За обедом Ливен, скрывая свою насмешливость за обычным церемониалом застольной беседы, вежливо отвечал на вежливые вопросы тети Амалии. Да, разумеется, он из тех самых Ливенов, у которых было поместье под Ригой. Теперь это поместье принадлежит, вернее, принадлежало его двоюродному брату. Ведь большевики сразу же все себе забрали, и немцам придется все отбирать обратно. В довершение, говорят, там расселись какие-то мелкие людишки, о которых раньше никто и понятия не имел. А чтобы вмешаться, сударыня, нужно, по крайней мере, знать, для кого стараешься. Господа англичане, разумеется, не за большевиков. Мы же, немцы, оказались врагами англичан. И вот они выдумали лилипутское государство. И окрестили его Латвией.

Он вытряхнул всю солонку себе на салат. Это тетке не понравилось, и глаза гостя ей тоже не понравились.
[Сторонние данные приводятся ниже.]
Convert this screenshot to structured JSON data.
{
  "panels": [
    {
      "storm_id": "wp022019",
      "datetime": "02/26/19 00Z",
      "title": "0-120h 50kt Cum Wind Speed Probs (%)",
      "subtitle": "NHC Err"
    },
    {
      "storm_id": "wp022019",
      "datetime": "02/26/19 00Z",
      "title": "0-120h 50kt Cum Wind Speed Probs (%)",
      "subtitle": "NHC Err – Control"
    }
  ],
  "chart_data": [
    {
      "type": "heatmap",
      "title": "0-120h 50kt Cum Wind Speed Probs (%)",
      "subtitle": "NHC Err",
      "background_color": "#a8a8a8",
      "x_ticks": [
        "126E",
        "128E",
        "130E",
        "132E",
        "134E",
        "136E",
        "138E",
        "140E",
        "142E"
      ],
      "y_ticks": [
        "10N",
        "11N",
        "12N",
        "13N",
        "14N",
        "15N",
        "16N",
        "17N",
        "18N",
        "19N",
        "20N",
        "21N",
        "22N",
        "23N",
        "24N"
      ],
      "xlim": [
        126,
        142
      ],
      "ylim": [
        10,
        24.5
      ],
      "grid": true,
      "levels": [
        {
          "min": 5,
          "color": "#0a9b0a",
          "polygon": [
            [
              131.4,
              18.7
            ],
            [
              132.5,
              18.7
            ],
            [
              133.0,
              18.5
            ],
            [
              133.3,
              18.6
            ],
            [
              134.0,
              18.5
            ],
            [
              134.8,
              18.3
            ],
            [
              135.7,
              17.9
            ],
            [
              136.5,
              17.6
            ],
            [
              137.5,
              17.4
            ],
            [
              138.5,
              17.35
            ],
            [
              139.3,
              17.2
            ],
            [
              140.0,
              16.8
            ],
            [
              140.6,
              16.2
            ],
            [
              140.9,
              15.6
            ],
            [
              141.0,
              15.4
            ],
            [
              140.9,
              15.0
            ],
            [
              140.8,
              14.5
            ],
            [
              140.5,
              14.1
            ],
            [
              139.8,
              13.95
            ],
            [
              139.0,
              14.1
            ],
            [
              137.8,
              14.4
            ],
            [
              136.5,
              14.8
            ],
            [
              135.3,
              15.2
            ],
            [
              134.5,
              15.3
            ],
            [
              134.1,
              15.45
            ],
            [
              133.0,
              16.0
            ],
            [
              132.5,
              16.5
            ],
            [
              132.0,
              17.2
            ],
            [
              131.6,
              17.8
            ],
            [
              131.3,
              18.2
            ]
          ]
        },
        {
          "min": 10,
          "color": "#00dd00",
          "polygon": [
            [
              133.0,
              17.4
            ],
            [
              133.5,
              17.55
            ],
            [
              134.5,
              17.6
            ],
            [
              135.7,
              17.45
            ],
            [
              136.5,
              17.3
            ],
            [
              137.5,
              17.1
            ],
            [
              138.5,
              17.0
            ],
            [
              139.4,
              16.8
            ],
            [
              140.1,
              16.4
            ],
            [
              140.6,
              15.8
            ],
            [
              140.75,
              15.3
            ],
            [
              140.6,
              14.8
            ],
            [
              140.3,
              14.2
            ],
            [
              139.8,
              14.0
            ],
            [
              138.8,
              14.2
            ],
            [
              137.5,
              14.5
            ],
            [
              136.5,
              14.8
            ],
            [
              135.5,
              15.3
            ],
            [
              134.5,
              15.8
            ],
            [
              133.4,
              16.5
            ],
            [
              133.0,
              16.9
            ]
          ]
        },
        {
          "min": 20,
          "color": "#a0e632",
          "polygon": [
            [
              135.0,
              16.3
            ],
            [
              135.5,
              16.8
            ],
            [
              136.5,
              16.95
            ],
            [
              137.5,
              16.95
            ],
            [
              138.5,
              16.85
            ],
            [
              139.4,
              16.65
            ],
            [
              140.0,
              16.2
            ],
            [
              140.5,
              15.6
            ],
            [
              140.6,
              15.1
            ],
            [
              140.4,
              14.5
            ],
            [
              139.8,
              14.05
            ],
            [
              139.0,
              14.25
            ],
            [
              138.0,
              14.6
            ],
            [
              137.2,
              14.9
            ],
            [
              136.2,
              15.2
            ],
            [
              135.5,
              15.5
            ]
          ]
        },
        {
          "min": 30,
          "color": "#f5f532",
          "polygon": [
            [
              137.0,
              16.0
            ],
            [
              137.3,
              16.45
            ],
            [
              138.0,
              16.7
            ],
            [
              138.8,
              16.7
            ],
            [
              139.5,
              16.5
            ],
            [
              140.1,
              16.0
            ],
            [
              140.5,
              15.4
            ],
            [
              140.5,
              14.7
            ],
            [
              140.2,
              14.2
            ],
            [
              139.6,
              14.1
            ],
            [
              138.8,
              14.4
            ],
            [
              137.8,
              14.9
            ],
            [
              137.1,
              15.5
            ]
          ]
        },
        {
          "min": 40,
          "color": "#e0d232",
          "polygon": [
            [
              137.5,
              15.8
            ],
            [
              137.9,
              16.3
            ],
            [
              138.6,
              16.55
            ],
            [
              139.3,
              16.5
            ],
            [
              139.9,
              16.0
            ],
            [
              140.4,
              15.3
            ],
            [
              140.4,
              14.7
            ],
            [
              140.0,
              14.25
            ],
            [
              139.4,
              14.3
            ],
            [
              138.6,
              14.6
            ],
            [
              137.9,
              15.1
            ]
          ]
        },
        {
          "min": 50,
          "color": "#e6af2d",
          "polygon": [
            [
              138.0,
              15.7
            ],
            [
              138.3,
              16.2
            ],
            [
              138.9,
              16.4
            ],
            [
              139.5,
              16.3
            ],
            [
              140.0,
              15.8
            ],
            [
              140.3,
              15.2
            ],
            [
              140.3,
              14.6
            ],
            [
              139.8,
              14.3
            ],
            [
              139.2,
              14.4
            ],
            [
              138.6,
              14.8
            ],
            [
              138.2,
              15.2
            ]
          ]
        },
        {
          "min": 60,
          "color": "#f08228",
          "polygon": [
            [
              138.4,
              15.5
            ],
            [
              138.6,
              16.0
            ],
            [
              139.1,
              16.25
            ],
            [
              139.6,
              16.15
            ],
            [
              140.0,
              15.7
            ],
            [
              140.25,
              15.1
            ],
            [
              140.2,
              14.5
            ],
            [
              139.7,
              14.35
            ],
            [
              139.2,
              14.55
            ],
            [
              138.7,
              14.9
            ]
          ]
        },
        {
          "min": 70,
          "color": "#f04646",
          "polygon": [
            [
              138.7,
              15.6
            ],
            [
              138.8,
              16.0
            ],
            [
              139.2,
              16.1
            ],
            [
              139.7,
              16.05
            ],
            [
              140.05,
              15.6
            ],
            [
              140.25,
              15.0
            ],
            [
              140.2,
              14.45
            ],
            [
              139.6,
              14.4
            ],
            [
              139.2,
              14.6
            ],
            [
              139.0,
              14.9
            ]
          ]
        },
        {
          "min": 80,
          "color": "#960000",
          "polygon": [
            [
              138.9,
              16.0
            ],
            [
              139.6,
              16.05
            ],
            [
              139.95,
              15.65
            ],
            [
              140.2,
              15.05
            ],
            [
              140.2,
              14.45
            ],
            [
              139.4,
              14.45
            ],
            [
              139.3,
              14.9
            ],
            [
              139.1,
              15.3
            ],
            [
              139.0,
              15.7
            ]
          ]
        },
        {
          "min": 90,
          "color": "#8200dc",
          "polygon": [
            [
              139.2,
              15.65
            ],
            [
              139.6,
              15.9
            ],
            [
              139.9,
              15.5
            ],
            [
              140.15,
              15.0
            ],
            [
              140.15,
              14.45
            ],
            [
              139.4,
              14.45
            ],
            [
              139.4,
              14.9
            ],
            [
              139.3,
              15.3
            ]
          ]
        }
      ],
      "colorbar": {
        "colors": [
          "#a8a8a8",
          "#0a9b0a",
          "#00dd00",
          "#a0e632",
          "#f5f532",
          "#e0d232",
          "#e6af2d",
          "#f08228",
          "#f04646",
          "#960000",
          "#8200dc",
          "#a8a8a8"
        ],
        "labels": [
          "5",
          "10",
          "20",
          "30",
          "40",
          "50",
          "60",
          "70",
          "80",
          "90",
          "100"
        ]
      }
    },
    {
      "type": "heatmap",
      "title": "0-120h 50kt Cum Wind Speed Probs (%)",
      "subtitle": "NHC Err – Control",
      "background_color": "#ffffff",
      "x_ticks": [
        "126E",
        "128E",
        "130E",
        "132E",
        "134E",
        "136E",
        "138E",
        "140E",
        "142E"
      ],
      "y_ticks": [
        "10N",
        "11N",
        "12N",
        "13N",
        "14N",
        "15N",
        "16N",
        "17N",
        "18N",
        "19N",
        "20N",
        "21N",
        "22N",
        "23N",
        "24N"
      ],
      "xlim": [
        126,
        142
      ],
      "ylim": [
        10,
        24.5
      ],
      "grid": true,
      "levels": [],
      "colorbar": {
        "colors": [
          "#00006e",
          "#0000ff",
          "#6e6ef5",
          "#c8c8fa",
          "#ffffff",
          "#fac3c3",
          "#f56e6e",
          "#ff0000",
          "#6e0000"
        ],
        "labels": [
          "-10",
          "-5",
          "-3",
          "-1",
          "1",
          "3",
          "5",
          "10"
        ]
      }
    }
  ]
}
Хотя они были голубые, но раскосые, и потом — что за странный выговор, певучий и резкий? А он небрежно ковырял вилкой ее «фальшивого зайца». «Я все могу вынести,— думал Ливен,—голод, самые дикие кутежи, но такую жратву я проглотить не в силах». Тетя Амалия несколько примирилась с ним, когда он похвалил ее фарфор, который был такой же старый, как и гравюры Ходо-вецкого, висевшие над диваном.

Ливен думал: «Неужели этой скуке не будет конца?» Но когда после обеда они отправились в гости к соседям, он ожил и разговорился — больше чтобы подбодрить себя, чем других. Все уселись на превращенном в зимний сад балконе вокруг еще не оправившегося от ранения хозяина дома господина фон Мальцана. Жена майора, дочка — подросток с длинной косой, Венцлов, тетя Амалия — все внимали гостю затаив дыхание.